ANALYSE – Depuis que le président français a pris le parti du Maroc dans le dossier du Sahara occidental, la relation avec Alger s’est à nouveau dégradée.
Pour chaque président français, la relation triangulaire avec l’Algérie et le Maroc est un équilibre instable qu’il faut manier avec une grande précaution et des attentes modérées. L’année 2024 restera-t-elle dans les annales comme celle où cet équilibre si difficile à maintenir a été rompu ? L’arrestation de Boualem Sansal est à la fois une attaque contre la France, l’ancienne puissance coloniale honnie, contre Emmanuel Macron, qui a naturalisé en personne l’écrivain cette année et contre les valeurs de la démocratie.
Elle est une nouvelle étape dans le lien conflictuel entre Paris et Alger, qui atteint pour la première fois aussi directement la sphère culturelle. À Alger, la colère du pouvoir est également dirigée contre Kamel Daoud, lui aussi naturalisé français et fervent critique, comme Boualem Sansal, de l’islamisme. Alors que deux plaintes ont récemment été déposées en Algérie contre lui, son prix Goncourt est interprété comme un choix politique.

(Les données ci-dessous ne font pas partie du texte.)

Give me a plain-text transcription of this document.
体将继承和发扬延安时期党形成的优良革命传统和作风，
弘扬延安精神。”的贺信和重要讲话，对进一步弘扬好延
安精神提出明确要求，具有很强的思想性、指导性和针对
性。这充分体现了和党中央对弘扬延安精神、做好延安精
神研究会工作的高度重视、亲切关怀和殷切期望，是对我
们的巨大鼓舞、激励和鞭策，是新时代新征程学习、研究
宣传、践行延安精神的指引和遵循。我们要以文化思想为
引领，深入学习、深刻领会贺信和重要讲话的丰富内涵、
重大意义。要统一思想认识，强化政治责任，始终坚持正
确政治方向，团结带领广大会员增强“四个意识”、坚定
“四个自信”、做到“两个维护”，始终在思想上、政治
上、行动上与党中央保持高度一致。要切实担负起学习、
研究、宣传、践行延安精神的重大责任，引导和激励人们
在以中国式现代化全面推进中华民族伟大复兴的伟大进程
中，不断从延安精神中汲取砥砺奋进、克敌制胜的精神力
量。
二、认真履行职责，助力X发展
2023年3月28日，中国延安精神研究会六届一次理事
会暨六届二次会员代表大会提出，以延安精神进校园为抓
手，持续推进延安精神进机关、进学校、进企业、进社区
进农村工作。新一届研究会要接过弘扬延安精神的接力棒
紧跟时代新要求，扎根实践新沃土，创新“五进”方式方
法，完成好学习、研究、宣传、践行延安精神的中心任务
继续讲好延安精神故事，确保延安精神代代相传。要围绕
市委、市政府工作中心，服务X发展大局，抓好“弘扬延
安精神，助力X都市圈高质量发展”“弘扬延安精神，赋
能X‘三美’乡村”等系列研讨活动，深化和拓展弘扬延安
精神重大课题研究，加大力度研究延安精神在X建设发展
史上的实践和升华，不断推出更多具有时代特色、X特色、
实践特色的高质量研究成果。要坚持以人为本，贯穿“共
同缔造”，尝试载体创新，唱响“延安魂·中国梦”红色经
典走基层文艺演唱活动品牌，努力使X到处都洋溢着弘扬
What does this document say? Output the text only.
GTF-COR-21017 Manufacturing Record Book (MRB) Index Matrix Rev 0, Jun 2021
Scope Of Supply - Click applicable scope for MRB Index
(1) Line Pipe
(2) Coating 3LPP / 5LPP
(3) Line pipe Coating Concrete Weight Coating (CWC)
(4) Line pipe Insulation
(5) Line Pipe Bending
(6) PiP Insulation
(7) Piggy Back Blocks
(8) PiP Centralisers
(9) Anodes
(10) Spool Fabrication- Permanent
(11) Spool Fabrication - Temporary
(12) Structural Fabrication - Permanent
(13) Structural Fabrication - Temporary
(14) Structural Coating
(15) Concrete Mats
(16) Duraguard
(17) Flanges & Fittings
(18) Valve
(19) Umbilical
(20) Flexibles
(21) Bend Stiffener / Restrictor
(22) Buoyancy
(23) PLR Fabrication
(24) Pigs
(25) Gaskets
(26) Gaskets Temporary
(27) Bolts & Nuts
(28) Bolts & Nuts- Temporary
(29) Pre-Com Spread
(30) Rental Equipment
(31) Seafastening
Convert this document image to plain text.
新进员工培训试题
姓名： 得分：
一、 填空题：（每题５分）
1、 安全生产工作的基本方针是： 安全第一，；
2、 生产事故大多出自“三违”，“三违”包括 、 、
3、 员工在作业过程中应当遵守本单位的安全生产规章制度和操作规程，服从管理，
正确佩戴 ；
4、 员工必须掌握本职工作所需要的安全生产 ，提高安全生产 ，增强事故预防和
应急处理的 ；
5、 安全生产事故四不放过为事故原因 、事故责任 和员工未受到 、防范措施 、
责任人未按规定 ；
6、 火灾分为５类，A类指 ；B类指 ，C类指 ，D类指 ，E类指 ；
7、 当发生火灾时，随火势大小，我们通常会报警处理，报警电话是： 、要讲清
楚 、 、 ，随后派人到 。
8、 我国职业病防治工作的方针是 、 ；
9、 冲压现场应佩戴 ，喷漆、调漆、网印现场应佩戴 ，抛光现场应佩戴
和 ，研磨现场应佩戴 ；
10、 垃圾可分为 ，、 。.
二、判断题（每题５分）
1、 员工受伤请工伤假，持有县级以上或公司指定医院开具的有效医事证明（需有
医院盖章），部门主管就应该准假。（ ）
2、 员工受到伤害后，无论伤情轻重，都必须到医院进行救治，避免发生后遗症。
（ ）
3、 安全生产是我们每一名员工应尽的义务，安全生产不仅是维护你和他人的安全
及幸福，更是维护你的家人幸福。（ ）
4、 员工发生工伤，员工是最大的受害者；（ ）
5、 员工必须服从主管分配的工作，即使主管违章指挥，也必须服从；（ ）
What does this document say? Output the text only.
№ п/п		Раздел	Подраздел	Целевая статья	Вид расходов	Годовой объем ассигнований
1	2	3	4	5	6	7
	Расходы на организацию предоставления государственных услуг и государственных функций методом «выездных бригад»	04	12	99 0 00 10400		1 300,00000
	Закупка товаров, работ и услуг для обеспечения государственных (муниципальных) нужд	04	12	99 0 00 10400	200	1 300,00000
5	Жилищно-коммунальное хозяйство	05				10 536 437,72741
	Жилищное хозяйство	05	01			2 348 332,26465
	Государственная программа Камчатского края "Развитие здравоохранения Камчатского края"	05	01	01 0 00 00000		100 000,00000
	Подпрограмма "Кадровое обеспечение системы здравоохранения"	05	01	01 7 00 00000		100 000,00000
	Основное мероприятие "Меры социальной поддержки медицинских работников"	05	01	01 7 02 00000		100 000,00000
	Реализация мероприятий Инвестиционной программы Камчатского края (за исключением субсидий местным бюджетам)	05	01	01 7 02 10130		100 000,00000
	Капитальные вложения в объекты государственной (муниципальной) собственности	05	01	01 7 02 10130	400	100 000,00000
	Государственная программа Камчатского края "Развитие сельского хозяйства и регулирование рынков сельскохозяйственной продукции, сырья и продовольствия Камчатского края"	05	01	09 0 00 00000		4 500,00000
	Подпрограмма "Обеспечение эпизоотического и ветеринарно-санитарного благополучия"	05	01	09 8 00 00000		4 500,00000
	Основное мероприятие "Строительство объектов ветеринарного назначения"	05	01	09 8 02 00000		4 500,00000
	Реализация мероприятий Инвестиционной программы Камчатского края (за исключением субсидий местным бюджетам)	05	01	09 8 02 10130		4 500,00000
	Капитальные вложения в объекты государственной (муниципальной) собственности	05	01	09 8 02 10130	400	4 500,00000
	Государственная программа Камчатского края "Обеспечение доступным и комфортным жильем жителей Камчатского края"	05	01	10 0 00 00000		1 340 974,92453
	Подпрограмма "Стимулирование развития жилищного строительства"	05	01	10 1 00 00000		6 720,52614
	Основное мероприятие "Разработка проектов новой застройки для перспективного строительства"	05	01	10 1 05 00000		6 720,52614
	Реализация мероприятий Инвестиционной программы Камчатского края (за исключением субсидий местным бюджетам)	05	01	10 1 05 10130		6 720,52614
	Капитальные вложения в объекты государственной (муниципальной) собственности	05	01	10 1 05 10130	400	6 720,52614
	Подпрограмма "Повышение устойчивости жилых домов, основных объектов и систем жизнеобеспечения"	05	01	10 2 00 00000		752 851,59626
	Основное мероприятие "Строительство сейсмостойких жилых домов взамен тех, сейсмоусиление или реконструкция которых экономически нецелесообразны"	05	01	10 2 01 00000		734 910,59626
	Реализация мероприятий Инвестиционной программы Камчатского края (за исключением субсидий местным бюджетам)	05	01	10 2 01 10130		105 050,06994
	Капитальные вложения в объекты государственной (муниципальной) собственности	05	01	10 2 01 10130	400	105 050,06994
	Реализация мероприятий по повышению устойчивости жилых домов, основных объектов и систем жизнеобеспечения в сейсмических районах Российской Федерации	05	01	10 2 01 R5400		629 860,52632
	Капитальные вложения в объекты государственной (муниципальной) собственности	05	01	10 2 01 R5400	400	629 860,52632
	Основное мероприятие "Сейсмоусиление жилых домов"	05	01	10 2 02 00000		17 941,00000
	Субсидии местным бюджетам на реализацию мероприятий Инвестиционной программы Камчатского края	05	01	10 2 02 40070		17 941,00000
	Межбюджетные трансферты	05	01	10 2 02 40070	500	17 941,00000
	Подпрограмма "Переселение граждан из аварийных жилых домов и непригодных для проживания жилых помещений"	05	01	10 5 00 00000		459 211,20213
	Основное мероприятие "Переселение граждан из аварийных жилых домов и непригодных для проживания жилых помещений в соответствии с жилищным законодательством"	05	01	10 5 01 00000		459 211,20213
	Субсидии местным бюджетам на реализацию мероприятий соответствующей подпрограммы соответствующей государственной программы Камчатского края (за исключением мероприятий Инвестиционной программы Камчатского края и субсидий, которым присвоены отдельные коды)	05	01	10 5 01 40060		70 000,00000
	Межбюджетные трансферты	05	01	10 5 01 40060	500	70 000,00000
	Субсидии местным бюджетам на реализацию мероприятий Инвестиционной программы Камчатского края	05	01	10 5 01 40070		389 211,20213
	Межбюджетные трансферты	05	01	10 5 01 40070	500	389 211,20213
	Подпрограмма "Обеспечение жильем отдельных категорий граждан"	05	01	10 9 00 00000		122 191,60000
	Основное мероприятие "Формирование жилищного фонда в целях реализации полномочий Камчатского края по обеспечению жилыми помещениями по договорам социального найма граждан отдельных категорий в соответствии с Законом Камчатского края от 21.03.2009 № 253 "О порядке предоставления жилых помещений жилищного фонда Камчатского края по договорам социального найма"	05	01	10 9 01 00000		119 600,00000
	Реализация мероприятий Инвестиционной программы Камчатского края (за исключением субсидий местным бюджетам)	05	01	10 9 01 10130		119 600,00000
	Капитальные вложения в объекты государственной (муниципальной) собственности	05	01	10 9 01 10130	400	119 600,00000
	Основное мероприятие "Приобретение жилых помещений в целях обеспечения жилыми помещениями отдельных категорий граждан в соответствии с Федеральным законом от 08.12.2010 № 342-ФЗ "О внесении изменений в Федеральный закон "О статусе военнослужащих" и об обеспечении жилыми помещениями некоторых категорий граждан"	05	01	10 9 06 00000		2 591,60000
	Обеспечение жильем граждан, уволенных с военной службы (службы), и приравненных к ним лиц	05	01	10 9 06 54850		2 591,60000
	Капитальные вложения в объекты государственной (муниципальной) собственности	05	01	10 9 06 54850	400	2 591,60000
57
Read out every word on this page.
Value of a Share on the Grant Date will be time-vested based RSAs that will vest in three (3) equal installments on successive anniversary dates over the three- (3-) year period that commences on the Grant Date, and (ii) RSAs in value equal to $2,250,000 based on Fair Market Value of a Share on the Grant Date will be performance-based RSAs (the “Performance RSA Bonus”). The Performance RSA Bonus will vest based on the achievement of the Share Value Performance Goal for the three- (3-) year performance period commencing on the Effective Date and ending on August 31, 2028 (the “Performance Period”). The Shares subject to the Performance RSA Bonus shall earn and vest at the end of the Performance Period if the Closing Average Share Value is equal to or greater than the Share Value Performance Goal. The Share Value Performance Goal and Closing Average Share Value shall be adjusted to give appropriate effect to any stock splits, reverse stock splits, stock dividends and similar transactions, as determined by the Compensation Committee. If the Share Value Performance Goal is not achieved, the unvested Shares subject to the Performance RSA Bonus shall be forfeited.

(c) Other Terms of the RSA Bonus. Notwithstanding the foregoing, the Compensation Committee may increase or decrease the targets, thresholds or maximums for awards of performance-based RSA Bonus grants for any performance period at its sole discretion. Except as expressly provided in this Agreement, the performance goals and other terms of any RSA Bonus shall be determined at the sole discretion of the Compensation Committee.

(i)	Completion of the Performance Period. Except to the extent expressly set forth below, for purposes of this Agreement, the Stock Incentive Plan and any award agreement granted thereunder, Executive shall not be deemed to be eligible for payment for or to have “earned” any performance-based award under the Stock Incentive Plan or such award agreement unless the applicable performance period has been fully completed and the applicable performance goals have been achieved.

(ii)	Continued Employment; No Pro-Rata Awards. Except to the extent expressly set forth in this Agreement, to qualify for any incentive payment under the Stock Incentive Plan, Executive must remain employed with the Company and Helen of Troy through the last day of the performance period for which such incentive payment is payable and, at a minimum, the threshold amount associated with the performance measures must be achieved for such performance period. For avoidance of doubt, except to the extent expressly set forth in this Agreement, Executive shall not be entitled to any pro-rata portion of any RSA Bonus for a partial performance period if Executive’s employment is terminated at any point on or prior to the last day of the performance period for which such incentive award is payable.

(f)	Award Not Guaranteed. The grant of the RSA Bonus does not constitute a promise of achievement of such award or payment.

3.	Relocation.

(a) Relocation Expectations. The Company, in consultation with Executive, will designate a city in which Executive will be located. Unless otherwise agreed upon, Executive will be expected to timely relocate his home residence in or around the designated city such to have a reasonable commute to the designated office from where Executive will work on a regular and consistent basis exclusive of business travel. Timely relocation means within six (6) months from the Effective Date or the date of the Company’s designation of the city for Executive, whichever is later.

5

Cette affaire révèle les tensions latentes entre la France et l’Algérie, deux pays dont l’histoire commune est marquée par la colonisation. L’intervention du président français en faveur du Maroc dans le dossier du Sahara occidental a ravivé des rancœurs anciennes et semble avoir rompu un équilibre fragile. Les réactions en Algérie montrent un rejet de la France et de ses valeurs, perçues comme imposées et intrusives.
La question de l’identité et de la culture se retrouve au cœur de ces tensions. Les intellectuels algériens naturalisés français sont perçus comme des traîtres par le pouvoir en place, qui voit en eux des agents de l’influence française. L’arrestation de Boualem Sansal et les attaques contre Kamel Daoud illustrent cette méfiance envers ceux qui ont choisi de s’exprimer librement, en dehors des limites imposées par le régime.
La France, de son côté, se retrouve dans une position délicate. D’un côté, elle doit défendre ses valeurs démocratiques et protéger ses ressortissants, de l’autre, elle doit trouver un terrain d’entente avec l’Algérie pour éviter une escalade des tensions. Emmanuel Macron doit jongler entre ces deux impératifs, tout en essayant de préserver une relation diplomatique complexe et souvent conflictuelle.
La crise actuelle révèle les limites d’une diplomatie basée sur des intérêts politiques et économiques. Les enjeux culturels et identitaires sont devenus des éléments centraux dans les relations internationales, et la France et l’Algérie doivent trouver un moyen de les intégrer dans leur dialogue. La libération de Boualem Sansal et la reconnaissance de son droit à la liberté d’expression pourraient être un premier pas vers une résolution pacifique de cette crise.